If you have not yet had the pleasure of being introduced to Nathan for You, you’re in for a treat! The man behind the show, Nathan Fielder, is so wonderfully awkward in his delivery he might just make you pee your pants from laughing so hard.
Last week’s episode “Andy vs. Uber” almost made me do just that.
Warning: lots of spoilers in this post so stop reading if you haven’t seen the episode and don’t like spoilers.
The Comedy Central show opens with an idea to undermine Uber by infiltrating it with a “sleeper cell” of rogue cab drivers, “unleashing total chaos across the globe.”
The reason? Fielder’s cab driver friend Andy believes Uber stole his idea to offer baby onesies to any woman who gives birth in his cab, who is convinced the offering is good for business…for some reason.
Fielder comes up with an elaborate plan to throw Uber, which is supposedly onto him, off the trail by hiring a guy he finds on Craigslist to go to Walgreens and get a wad of cash hidden outside in a used drink cup, then use the cash to buy a bunch of burner phones, take those phones to a random dock and put them into a waterproof pouch. He is then instructed to tie a cement block to the pouch and drop it into the water, where Fielder shows up, in full scuba gear, for the pickup.
It makes zero sense, but like all things Fielder, you’re somehow willing to go along with it.
After having obtained the phones (which it’s uncertain are necessary for the operation) both Fielder and his cab driver friend Andy convince a handful of cabbies to join Uber under the guise of wanting to become drivers. The idea? To commit some of the most heinous driver offenses (bad smells in the car and blasting out terrible music.
They call themselves the “lucky group” and Fielder suggests sending out an anonymous-like video that seems more to suggest this organization is possibly run by terrorists.

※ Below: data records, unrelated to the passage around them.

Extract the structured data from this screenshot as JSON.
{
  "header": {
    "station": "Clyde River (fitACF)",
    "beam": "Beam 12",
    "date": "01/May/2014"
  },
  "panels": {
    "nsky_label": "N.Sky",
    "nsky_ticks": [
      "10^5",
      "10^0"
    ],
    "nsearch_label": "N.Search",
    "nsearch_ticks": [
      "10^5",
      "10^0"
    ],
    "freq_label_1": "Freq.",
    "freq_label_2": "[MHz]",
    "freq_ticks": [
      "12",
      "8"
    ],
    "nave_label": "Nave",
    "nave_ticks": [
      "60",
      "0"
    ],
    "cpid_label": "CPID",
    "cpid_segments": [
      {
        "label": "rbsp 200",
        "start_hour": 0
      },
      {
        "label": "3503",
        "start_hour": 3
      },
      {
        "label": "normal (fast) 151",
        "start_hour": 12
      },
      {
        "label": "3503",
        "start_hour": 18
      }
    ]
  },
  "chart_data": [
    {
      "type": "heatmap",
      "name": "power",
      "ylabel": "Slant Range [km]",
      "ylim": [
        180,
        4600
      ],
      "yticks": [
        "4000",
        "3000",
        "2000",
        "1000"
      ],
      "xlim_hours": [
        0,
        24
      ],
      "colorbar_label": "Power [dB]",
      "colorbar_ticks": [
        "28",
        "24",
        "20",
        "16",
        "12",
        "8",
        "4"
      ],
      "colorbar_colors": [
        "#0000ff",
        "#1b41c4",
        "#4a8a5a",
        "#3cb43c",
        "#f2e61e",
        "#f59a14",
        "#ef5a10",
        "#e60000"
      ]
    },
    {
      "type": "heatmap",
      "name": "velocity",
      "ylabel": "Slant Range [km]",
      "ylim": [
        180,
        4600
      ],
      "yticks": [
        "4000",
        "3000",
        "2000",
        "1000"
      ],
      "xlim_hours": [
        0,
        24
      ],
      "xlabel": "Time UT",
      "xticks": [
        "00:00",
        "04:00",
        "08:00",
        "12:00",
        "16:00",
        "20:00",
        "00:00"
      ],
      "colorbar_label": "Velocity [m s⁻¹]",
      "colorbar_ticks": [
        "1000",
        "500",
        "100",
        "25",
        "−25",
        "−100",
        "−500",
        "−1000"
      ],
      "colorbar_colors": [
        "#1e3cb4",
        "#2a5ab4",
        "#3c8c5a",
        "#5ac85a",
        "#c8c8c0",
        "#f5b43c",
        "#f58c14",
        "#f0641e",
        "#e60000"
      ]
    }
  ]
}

Of course, to secure his position, Fielder, a Canadian, believes he needs to marry an American to stay in the country and continue to carry out his plan. Realizing he has no romantic prospects, he decides to marry Andy…without Andy’s knowledge.
Fielder takes Andy to a Chinese restaurant where all the food on the menu is gross except the one item that sounds out “I do.” The guy officiating the ceremony conducts it entirely in Mandarin so Andy has no idea what’s going on. I know. It’s insane. It’s so insane! But it’s maybe my favorite part.
Of course, things don’t go according to plan and Andy, now unknowingly married to Fielder, somehow ends up going rogue, dropping his bad driver behavior in search of the perfect five star rating. Andy, essentially, converts to becoming a full-time Uber driver.
Fielder, understandably crushed, begins to wax philosophical.
“Maybe from the start we had been fighting a battle that could never be won,” he says in his most somber voice. “Just like telegraphs had been replaced by telephones and horse and buggies by cars, the free market had again chosen a winner. The real enemy wasn’t Uber. It was progress.”
It was a deadpan delivery only Fielder could deliver in a way that invites the viewer in on a joke that seems to want to be, on the surface, something serious. But you can’t help but laugh.
I often wonder how much of Fielder’s character is made up and how much is more of an exaggeration of himself. But he truly delivers, right down to his khaki dad pants and the way he allows awkward silences to go on too long.
This is one of my favorite shows, made even better when it intersects with the tech industry. If you haven’t yet, please do watch and let me know when you do. Fielder doesn’t get enough credit for his art.